Anneliese Dodds
Main Page: Anneliese Dodds (Labour (Co-op) - Oxford East)Department Debates - View all Anneliese Dodds's debates with the HM Treasury
(5 years, 3 months ago)
Commons ChamberIt is always a pleasure to follow my hon. Friend the Member for West Ham (Lyn Brown). I was very disturbed to hear about the testimony that she mentioned, but equally I am pleased that she has voiced it in this House. I am sure that everyone heard it and was appalled by the details.
I rise to speak today because the House declared a climate emergency on 1 May. If anything, that emergency has become ever more evident over recent days. While we have been in this House, outside in our country the temperatures reached a record-breaking 39°. I pay tribute to all those emergency services who have been helping people to deal with the heatwave. They have been active in Paris as well, which has just itself reached a new record of 41°. In the Netherlands and Belgium, national records for temperature have already been broken this year.
In fact, over the last 19 years, five new records have been broken for summer temperature in Europe, going back to 1500. Think about that: the five hottest summers in Europe since 1500 have occurred just in the past 19 years. But my constituents tell me that what we have experienced here in Europe is as nothing compared with the experience of many of their families in the global south. Two years ago, people living in the Punjab had to put up with temperatures of 52°. Farmers in Jamaica have been experiencing drought after drought after drought, and children living in Bangladesh are becoming more malnourished as extreme weather event follows extreme weather event.
Just yesterday, three scientific studies were published that showed that the temperature changes we are currently experiencing are happening faster and more intensively than at any point over the past 2,000 years. What has been our response? Well, Parliament is about to adjourn. I agree with my hon. Friend the Member for Poplar and Limehouse (Jim Fitzpatrick) that we will still be working, but Parliament will not be sitting. In any case, since 1 May it has felt like business as usual.
I have talked to lots of children and young people in my constituency about the climate crisis. In fact, many of them have come to speak to me during mass lobbies on the topic in this place. I know how concerned many of them are about the crisis; in fact, many of them at local schools have been producing posters with their views about the environmental crisis. I find it heartbreaking to see their images of the climate breakdown—of what they think it will be like if we do not act—but I am inspired by their passion and determination to do something about it.

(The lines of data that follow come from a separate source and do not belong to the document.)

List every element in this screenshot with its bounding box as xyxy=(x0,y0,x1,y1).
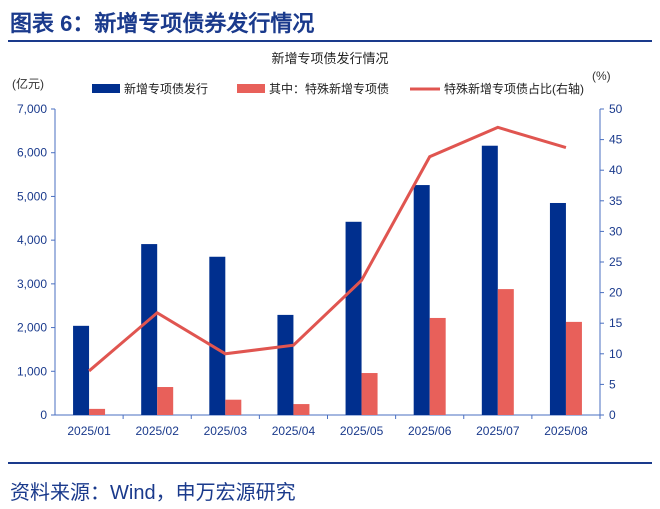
y2-tick-label: 50 xyxy=(609,102,623,116)
y-tick-label: 4,000 xyxy=(17,233,47,247)
source-note: 资料来源：Wind，申万宏源研究 xyxy=(10,482,296,504)
legend-label: 新增专项债发行 xyxy=(124,81,208,96)
legend-label: 特殊新增专项债占比(右轴) xyxy=(444,81,584,96)
bar-special-2025/05 xyxy=(361,373,378,415)
x-tick-label: 2025/01 xyxy=(67,424,111,438)
chart: 新增专项债发行情况 (亿元) (%) 新增专项债发行 其中：特殊新增专项债 特殊新增专项债… xyxy=(12,51,623,438)
top-divider xyxy=(8,40,652,42)
bottom-divider xyxy=(8,462,652,464)
bar-special-2025/03 xyxy=(225,399,242,415)
y2-axis-label: (%) xyxy=(592,69,611,83)
legend-swatch xyxy=(237,84,265,93)
bar-total-2025/07 xyxy=(481,145,498,415)
y-tick-label: 1,000 xyxy=(17,364,47,378)
y2-tick-label: 15 xyxy=(609,316,623,330)
y2-tick-label: 45 xyxy=(609,133,623,147)
y2-tick-label: 5 xyxy=(609,377,616,391)
y-tick-label: 7,000 xyxy=(17,102,47,116)
bar-special-2025/02 xyxy=(157,387,174,415)
bar-special-2025/06 xyxy=(429,317,446,415)
bar-total-2025/04 xyxy=(277,314,294,415)
y2-tick-label: 25 xyxy=(609,255,623,269)
bar-total-2025/03 xyxy=(209,256,226,415)
x-tick-label: 2025/03 xyxy=(204,424,248,438)
x-tick-label: 2025/06 xyxy=(408,424,452,438)
y2-tick-label: 30 xyxy=(609,224,623,238)
y2-tick-label: 10 xyxy=(609,347,623,361)
bar-special-2025/07 xyxy=(497,289,514,415)
chart-title: 新增专项债发行情况 xyxy=(271,51,388,66)
bar-total-2025/08 xyxy=(549,202,566,415)
y-tick-label: 0 xyxy=(40,408,47,422)
bar-total-2025/02 xyxy=(141,244,158,415)
figure-title: 图表 6：新增专项债券发行情况 xyxy=(10,11,315,36)
y-tick-label: 5,000 xyxy=(17,189,47,203)
bar-special-2025/08 xyxy=(565,321,582,415)
legend-label: 其中：特殊新增专项债 xyxy=(269,81,389,96)
legend-swatch xyxy=(92,84,120,93)
bar-total-2025/05 xyxy=(345,221,362,415)
y2-tick-label: 40 xyxy=(609,163,623,177)
bar-total-2025/06 xyxy=(413,185,430,415)
bar-special-2025/01 xyxy=(89,408,106,415)
x-tick-label: 2025/07 xyxy=(476,424,520,438)
y-tick-label: 3,000 xyxy=(17,277,47,291)
x-tick-label: 2025/08 xyxy=(544,424,588,438)
x-tick-label: 2025/02 xyxy=(135,424,179,438)
bar-special-2025/04 xyxy=(293,404,310,415)
y2-tick-label: 0 xyxy=(609,408,616,422)
y2-tick-label: 35 xyxy=(609,194,623,208)
y-tick-label: 6,000 xyxy=(17,146,47,160)
y-tick-label: 2,000 xyxy=(17,321,47,335)
x-tick-label: 2025/05 xyxy=(340,424,384,438)
y-axis-label: (亿元) xyxy=(12,76,44,91)
bar-total-2025/01 xyxy=(73,325,90,415)
y2-tick-label: 20 xyxy=(609,286,623,300)
line-share xyxy=(88,125,567,373)
x-tick-label: 2025/04 xyxy=(272,424,316,438)
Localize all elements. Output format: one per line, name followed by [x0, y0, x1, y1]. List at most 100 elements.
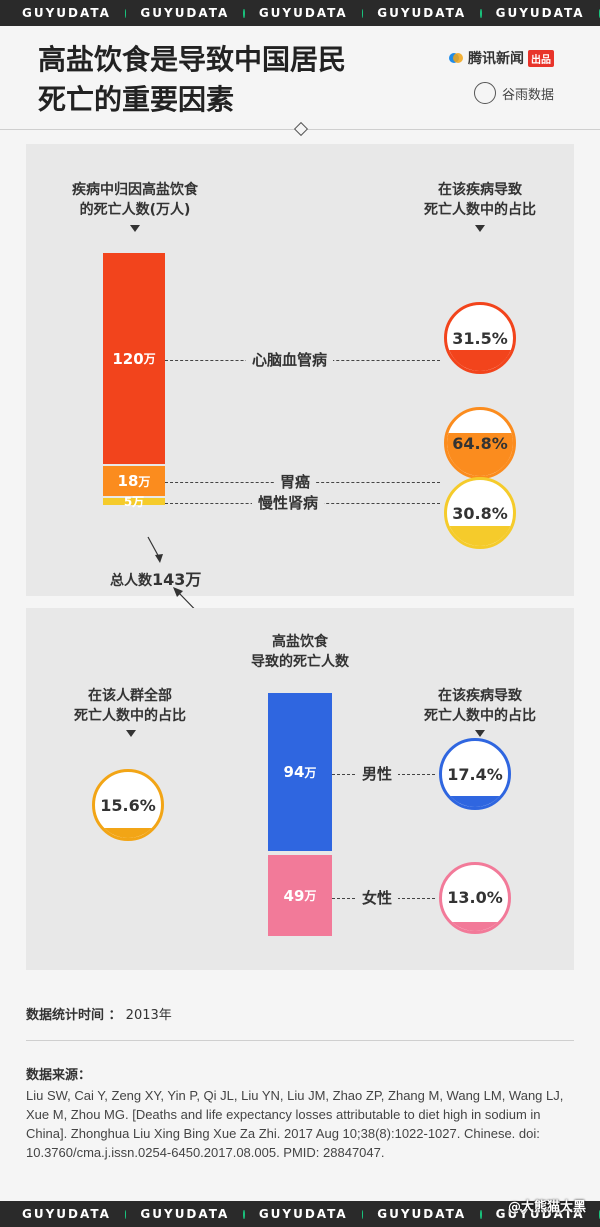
gauge-male-value: 17.4%: [447, 764, 503, 784]
green-dot-icon: [124, 8, 127, 18]
publisher-name: 腾讯新闻: [468, 51, 524, 67]
gauge-stomach: 64.8%: [444, 407, 516, 479]
total-value: 143万: [152, 570, 202, 589]
partner-logo: 谷雨数据: [473, 82, 554, 104]
heading-line: 在该疾病导致: [438, 688, 522, 704]
gauge-overall: 15.6%: [92, 769, 164, 841]
gauge-female: 13.0%: [439, 861, 511, 934]
gauge-female-fill: [442, 922, 508, 931]
green-dot-icon: [243, 8, 245, 18]
publisher-badge: 出品: [528, 49, 554, 67]
green-dot-icon: [480, 1209, 482, 1219]
arrow-to-total-icon: [147, 536, 163, 563]
title-line-1: 高盐饮食是导致中国居民: [38, 43, 347, 76]
heading-line: 高盐饮食: [272, 634, 328, 650]
bar-value: 120: [112, 349, 144, 368]
bar-unit: 万: [304, 889, 317, 904]
heading-line: 疾病中归因高盐饮食: [72, 182, 198, 198]
gauge-female-value: 13.0%: [447, 888, 503, 908]
total-deaths: 总人数143万: [110, 566, 201, 590]
footer-divider: [26, 1040, 574, 1041]
title-line-2: 死亡的重要因素: [38, 83, 235, 116]
guyu-logo-icon: [473, 82, 496, 104]
gauge-cardio-value: 31.5%: [452, 328, 508, 348]
brand-text: GUYUDATA: [140, 1207, 230, 1221]
partner-name: 谷雨数据: [501, 87, 554, 103]
green-dot-icon: [598, 8, 600, 18]
gauge-kidney-value: 30.8%: [452, 503, 508, 523]
category-label-male: 男性: [356, 764, 399, 785]
gauge-stomach-value: 64.8%: [452, 433, 508, 453]
category-label-cardio: 心脑血管病: [246, 349, 334, 370]
disease-share-heading: 在该疾病导致 死亡人数中的占比: [390, 180, 570, 220]
bar-unit: 万: [143, 352, 156, 367]
category-label-female: 女性: [356, 887, 399, 908]
heading-line: 死亡人数中的占比: [424, 202, 536, 218]
down-triangle-icon: [475, 730, 485, 737]
header: 高盐饮食是导致中国居民 死亡的重要因素 腾讯新闻 出品 谷雨数据: [0, 26, 600, 122]
bar-unit: 万: [132, 495, 145, 510]
down-triangle-icon: [130, 225, 140, 232]
green-dot-icon: [598, 1209, 600, 1219]
brand-text: GUYUDATA: [140, 6, 230, 20]
bar-value: 18: [117, 472, 139, 491]
total-label: 总人数: [110, 573, 152, 589]
diamond-ornament: [293, 121, 309, 137]
gauge-cardio-fill: [447, 350, 513, 371]
bar-male: 94 万: [268, 693, 332, 852]
green-dot-icon: [361, 8, 364, 18]
brand-text: GUYUDATA: [495, 6, 585, 20]
bar-value: 94: [283, 763, 305, 782]
watermark: @大熊猫大黑: [507, 1200, 586, 1215]
brand-text: GUYUDATA: [258, 6, 348, 20]
heading-line: 导致的死亡人数: [251, 654, 349, 670]
gauge-overall-fill: [95, 827, 161, 838]
down-triangle-icon: [475, 225, 485, 232]
gauge-male: 17.4%: [439, 738, 511, 811]
heading-line: 在该疾病导致: [438, 182, 522, 198]
top-brand-strip: GUYUDATA GUYUDATA GUYUDATA GUYUDATA GUYUDATA: [0, 0, 600, 26]
gauge-kidney-fill: [447, 525, 513, 546]
down-triangle-icon: [126, 730, 136, 737]
heading-line: 死亡人数中的占比: [424, 708, 536, 724]
tencent-news-icon: [449, 53, 463, 63]
stat-time: 数据统计时间 ： 2013年: [26, 1004, 172, 1023]
gender-deaths-heading: 高盐饮食 导致的死亡人数: [220, 632, 380, 672]
gauge-kidney: 30.8%: [444, 477, 516, 549]
bar-value: 49: [283, 886, 305, 905]
overall-share-heading: 在该人群全部 死亡人数中的占比: [40, 686, 220, 726]
gauge-cardio: 31.5%: [444, 302, 516, 374]
category-label-kidney: 慢性肾病: [252, 492, 325, 513]
green-dot-icon: [124, 1209, 127, 1219]
heading-line: 在该人群全部: [88, 688, 172, 704]
heading-line: 的死亡人数(万人): [79, 202, 191, 218]
green-dot-icon: [480, 8, 482, 18]
green-dot-icon: [243, 1209, 245, 1219]
publisher-logo: 腾讯新闻 出品: [448, 48, 554, 68]
stat-time-value: 2013年: [125, 1008, 172, 1023]
page-title: 高盐饮食是导致中国居民 死亡的重要因素: [38, 40, 346, 120]
stat-time-label: 数据统计时间 ：: [26, 1008, 122, 1023]
green-dot-icon: [361, 1209, 364, 1219]
category-label-stomach: 胃癌: [274, 472, 317, 493]
gauge-male-fill: [442, 795, 508, 808]
brand-text: GUYUDATA: [22, 1207, 111, 1221]
gauge-stomach-fill: [447, 433, 513, 476]
source-title: 数据来源：: [26, 1068, 92, 1083]
brand-text: GUYUDATA: [22, 6, 111, 20]
gender-share-heading: 在该疾病导致 死亡人数中的占比: [390, 686, 570, 726]
bottom-brand-strip: GUYUDATA GUYUDATA GUYUDATA GUYUDATA GUYUDATA: [0, 1201, 600, 1227]
brand-text: GUYUDATA: [495, 1207, 585, 1221]
disease-deaths-heading: 疾病中归因高盐饮食 的死亡人数(万人): [40, 180, 230, 220]
brand-text: GUYUDATA: [377, 1207, 467, 1221]
bar-cardio: 120 万: [103, 253, 165, 465]
source-text: Liu SW, Cai Y, Zeng XY, Yin P, Qi JL, Li…: [26, 1088, 564, 1160]
gauge-overall-value: 15.6%: [100, 795, 156, 815]
bar-female: 49 万: [268, 855, 332, 936]
brand-text: GUYUDATA: [377, 6, 467, 20]
bar-unit: 万: [304, 765, 317, 780]
bar-stomach: 18 万: [103, 466, 165, 497]
heading-line: 死亡人数中的占比: [74, 708, 186, 724]
brand-text: GUYUDATA: [258, 1207, 348, 1221]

Those children and young people, and their parents, have been asking me to ask questions in this place on their behalf. Those questions include things like: why are we still building homes in this country that are not zero carbon? Why we are spending only 2% of our transport budget on cycling and walking? Why is part of our aid budget still going towards supporting fossil fuel-based technologies in the global south? Why have we seen feed-in tariffs abolished and a block on onshore wind? Why are we denying our country the benefits of the 400,000 extra jobs that would come from a green new deal?
When we return to Parliament, I hope it will not be to the chaos of an impending no-deal Brexit, but even more fundamentally it must not be a return to business as usual. When we come back at the beginning of September, it must be to a legislative programme that meets the aspirations of those children and young people and their parents, that faces up to the climate crisis, and that actually embodies the meaning of the term “emergency”: a situation that demands an immediate response.